I was not expecting this book and I am so glad I randomly picked up this book one morning. I was on the edge of my seat from the get-go and am left with a new sci fi action series to look forward to, I can’t ask for much more than that.

(Whoa. Got to the end and realized I have no gifs for this. WHO AM I? Anyway, couldn’t do it so here’s this which has nothing to do with anything but it makes me giggle.)



Meg Morley

Meg Morley

Co-bloggery at Cuddlebuggery
Meg is an all-around book nerd who just really wants to talk about books, preferably with other people but by herself will do. Find her on Goodreads.

13 Responses to “Review: Proxy by Alex London”

    • Meg Morley

      I know what you mean, I’m reaching the end of my dystopian attention span as well. I’m going to keep my eye on these though, mostly because I have absolutely no idea where Alex London plans to go with the series and I like surprises.

    • Meg Morley

      Yeah, he definitely grows on you.
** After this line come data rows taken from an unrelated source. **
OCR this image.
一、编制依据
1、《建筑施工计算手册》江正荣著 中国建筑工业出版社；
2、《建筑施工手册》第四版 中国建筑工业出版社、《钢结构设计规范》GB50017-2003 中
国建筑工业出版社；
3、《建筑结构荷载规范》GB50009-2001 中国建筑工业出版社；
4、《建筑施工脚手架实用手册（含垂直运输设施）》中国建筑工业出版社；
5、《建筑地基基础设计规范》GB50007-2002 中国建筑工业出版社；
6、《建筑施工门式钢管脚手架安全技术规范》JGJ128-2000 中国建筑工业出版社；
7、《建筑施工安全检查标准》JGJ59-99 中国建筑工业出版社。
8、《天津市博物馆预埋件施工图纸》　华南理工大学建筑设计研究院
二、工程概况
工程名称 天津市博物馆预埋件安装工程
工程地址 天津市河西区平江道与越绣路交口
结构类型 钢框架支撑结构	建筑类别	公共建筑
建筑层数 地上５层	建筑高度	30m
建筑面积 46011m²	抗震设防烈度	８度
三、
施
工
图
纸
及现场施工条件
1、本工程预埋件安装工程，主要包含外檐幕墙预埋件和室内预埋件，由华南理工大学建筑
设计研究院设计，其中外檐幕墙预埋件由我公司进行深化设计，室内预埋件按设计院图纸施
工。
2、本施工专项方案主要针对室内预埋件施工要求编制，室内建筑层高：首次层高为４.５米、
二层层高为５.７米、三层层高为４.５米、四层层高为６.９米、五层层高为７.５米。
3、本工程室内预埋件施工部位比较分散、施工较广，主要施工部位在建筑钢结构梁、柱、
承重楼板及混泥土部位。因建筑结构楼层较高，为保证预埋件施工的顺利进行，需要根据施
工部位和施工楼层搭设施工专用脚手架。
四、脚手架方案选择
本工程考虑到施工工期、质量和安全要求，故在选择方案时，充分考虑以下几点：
Kind of like mold in a dirty bathroom but cuter and more aggravating at the same time. I don’t even know what I’m saying. You should check it out!

    • Meg Morley

      Man, I feel like I read The Whipping Boy when I was a kid but it’s been so long I can’t remember. Having quickly looked up the synopsis on Wikipedia, I can tell you that they definitely share some things and now I’m a-wonderin as well…

  1. Miranda @ Tempest Books

    Great review! I’m really excited to read this one. I’ve heard such good things about it, and I absolutely love the idea behind it. Interesting to know that there aren’t too many female characters in the book, though. I think that I’d probably miss them, too, but I always like it when books use male MCs…it’s almost refreshing in a way.

    • Meg Morley

      I hope you like it! The lack of female characters didn’t hardcore bother me, it was just one of those things where once I noticed it I was like y u no like girlz? (not that Alex London in any way indicates he has a problem with the female gender, he just didn’t write too many in.)
      Meg Morley recently posted…Review: The Enchanter Heir by Cinda Williams ChimaMy Profile

  2. Ellis

    I like the sound of it being a plausible dystopian future. The literature gods know how much we need some more of those nowadays. Huh, that’s disappointing about the lack of female characters. Maybe it will be “fixed” in the sequel? I surely hope so. I think it’s adorable that you feel like you’ve failed if you haven’t thrown in a gif somewhere. There, I said it. You are adorable.